Дети весенней грозы, наши прекрасные братья вступили в красный, смертный поединок.
Солнце приветствует их!..
Мы кланяемся им до праха дорожного и целуем родную, голгофскую землю там, где ступила нога коммунара!..» («Красные орлы»).
«Ключи от Врат жизни вручены русскому народу, который под игом татарским, под помещичьей плетью, под жандармским сапогом и под церковным духовным изнасилованием не угасил в своём сердце света тихого невечернего, — добра, красоты, самопожертвования и милосердия, смягчающего всякое зло. Только б распахнуть врата чертога украшенного в благоуханный красный сад, куда не входит смерть и дырявая бедность и где нет уже ничего проклятого, но над всем алая сень Дерева Жизни и справедливости…
Кто же собирается вокруг нечистого престола капитала?
Богачи и льстецы, хотящие стать богачами, падшие женщины, бесчестные пособники тайных пороков, шуты, сумасшедшие, развлекающие совесть своего владыки, и лжепророки, променявшие Христа на сатану, воскуряющие фимиам виселице и осеняющие распятием кровавую плаху…
Молодой воин, куда идёшь ты?
Я иду сражаться за бедных, за то, чтобы они не были больше навсегда лишены своей доли в общем наследии.
Я иду сражаться за то, чтобы изгнать голод из хижин, чтобы вернуть семьям изобилие, безопасность и радость.
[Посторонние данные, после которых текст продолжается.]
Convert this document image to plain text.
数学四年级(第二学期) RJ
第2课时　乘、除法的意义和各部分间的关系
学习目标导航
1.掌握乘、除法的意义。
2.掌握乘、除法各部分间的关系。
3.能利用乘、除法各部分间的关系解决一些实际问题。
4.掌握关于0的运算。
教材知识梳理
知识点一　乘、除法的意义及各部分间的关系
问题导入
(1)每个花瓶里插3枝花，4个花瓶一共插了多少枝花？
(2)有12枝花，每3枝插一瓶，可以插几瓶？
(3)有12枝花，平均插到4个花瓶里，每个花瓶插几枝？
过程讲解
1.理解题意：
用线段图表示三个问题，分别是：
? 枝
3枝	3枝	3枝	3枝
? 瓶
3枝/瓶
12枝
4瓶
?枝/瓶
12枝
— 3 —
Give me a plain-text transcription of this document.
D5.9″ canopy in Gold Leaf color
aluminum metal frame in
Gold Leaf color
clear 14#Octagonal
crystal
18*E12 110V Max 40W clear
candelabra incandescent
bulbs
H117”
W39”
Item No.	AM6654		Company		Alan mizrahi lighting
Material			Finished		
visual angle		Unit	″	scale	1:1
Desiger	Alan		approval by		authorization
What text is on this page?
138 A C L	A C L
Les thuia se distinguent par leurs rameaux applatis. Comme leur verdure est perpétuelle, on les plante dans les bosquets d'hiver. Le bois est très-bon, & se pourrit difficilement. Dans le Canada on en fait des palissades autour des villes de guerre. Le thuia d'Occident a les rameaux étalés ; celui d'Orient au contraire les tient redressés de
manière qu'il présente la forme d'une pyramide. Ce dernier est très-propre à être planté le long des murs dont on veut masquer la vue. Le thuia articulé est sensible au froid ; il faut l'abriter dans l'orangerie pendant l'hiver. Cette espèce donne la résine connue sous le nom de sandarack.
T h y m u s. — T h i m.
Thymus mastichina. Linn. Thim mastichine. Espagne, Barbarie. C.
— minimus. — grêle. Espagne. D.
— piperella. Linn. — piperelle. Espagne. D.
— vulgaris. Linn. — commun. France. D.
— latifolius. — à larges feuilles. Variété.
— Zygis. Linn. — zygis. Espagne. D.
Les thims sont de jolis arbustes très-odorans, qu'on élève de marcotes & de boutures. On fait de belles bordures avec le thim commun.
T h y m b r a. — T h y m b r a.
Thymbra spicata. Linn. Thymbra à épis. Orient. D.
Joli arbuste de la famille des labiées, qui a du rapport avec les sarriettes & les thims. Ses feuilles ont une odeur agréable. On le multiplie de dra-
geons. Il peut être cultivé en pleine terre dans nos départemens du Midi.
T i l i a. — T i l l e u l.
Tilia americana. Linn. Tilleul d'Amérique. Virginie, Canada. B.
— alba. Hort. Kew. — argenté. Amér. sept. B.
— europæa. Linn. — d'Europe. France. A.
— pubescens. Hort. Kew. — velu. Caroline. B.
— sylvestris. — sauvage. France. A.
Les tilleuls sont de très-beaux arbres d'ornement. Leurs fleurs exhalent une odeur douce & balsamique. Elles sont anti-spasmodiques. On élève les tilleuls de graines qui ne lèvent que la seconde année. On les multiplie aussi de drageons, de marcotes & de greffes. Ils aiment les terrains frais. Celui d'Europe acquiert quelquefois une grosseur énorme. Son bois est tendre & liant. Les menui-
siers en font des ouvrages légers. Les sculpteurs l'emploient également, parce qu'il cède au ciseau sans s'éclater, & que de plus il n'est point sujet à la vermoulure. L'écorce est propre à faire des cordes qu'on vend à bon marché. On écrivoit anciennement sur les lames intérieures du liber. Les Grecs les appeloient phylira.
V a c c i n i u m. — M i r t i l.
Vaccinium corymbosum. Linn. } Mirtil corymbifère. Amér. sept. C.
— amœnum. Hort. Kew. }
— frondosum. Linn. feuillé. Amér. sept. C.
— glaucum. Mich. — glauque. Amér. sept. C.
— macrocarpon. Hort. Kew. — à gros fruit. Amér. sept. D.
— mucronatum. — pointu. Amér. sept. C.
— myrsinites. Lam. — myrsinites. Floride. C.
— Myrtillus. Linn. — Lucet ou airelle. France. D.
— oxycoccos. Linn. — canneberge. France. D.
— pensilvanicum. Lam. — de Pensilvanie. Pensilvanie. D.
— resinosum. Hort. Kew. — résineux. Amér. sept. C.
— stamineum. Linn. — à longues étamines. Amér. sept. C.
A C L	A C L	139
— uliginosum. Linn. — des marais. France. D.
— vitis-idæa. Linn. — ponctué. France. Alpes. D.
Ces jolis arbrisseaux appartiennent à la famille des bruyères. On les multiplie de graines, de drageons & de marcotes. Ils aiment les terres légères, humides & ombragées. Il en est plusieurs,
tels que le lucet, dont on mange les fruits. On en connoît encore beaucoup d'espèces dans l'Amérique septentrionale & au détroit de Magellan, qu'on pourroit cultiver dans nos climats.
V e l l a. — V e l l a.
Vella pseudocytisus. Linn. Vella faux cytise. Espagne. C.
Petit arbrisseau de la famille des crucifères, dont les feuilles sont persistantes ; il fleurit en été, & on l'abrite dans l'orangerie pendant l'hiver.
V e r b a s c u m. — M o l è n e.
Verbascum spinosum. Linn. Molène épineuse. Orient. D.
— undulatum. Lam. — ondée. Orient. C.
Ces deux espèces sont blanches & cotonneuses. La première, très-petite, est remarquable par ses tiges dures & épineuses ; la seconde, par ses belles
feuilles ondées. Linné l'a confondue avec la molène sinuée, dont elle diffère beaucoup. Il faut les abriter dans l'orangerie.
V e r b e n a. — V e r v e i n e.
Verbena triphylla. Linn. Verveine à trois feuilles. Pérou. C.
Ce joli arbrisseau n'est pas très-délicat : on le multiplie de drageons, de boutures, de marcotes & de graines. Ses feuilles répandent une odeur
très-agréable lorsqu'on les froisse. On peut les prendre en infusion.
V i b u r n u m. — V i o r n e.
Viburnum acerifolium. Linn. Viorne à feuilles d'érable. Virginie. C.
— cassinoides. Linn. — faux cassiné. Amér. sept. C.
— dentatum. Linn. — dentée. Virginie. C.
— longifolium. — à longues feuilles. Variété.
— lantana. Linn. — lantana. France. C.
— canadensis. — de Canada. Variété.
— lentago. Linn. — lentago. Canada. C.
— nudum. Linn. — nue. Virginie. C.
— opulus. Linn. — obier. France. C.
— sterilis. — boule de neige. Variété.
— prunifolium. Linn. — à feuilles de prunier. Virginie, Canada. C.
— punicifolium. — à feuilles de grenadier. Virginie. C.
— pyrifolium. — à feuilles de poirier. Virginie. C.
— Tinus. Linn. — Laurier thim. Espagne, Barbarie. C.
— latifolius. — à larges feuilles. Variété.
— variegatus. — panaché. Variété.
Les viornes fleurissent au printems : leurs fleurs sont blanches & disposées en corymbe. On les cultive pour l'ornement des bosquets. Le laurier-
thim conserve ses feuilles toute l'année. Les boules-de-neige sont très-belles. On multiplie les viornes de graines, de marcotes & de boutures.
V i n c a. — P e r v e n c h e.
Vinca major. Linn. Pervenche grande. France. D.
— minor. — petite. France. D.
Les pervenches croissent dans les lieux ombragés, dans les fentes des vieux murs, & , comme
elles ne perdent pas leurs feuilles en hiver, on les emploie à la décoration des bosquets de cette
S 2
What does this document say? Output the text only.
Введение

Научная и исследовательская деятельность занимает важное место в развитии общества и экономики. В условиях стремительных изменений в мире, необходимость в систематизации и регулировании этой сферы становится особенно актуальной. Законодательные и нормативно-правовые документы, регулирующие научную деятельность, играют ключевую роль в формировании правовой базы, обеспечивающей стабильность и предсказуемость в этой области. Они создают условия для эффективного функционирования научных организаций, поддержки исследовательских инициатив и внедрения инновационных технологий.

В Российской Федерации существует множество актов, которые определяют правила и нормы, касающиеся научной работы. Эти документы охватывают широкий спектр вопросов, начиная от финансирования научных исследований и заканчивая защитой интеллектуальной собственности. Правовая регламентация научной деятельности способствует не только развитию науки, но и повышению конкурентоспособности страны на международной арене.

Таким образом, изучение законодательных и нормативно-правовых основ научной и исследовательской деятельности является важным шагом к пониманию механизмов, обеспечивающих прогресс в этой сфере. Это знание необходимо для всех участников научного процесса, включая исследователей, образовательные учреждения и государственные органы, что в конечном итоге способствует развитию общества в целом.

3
Я иду сражаться за то, чтобы всем, кого угнетатели бросили в тюрьмы, вернуть воздух, которого недостаёт их груди, и свет, который ищут их глаза.
Да будет благословенно оружие твоё, молодой воин!» («Красный набат»).
Каждое слово жгло и вдохновляло слушающих. Клюев был для них своим, понятным — и в то же время виделся словно объятым неземным пламенем на многолюдных митингах.
«Было в нём что-то львиное, — вспоминал Григорий Ступин, — когда он на прощальном митинге, отправляя нас на Мурманский фронт в Петрозаводск, гремел на всю центральную площадь Вытегры и подходы к ней разных улиц, призывая нас, „своих детушек“ (а мы все были моложе его), защищать Мать-Революцию, Рабочую и Крестьянскую Родину от белого многоплеменного Змея-Чудовища»… Мужики, стоявшие рядом, заряжались его энергией и говорили промеж себя: «Густо говорит», «Сильно говорит», «Знать, и нам придётся защищать Мать-Революцию…», «Пойдём, лишь кликнут клич»…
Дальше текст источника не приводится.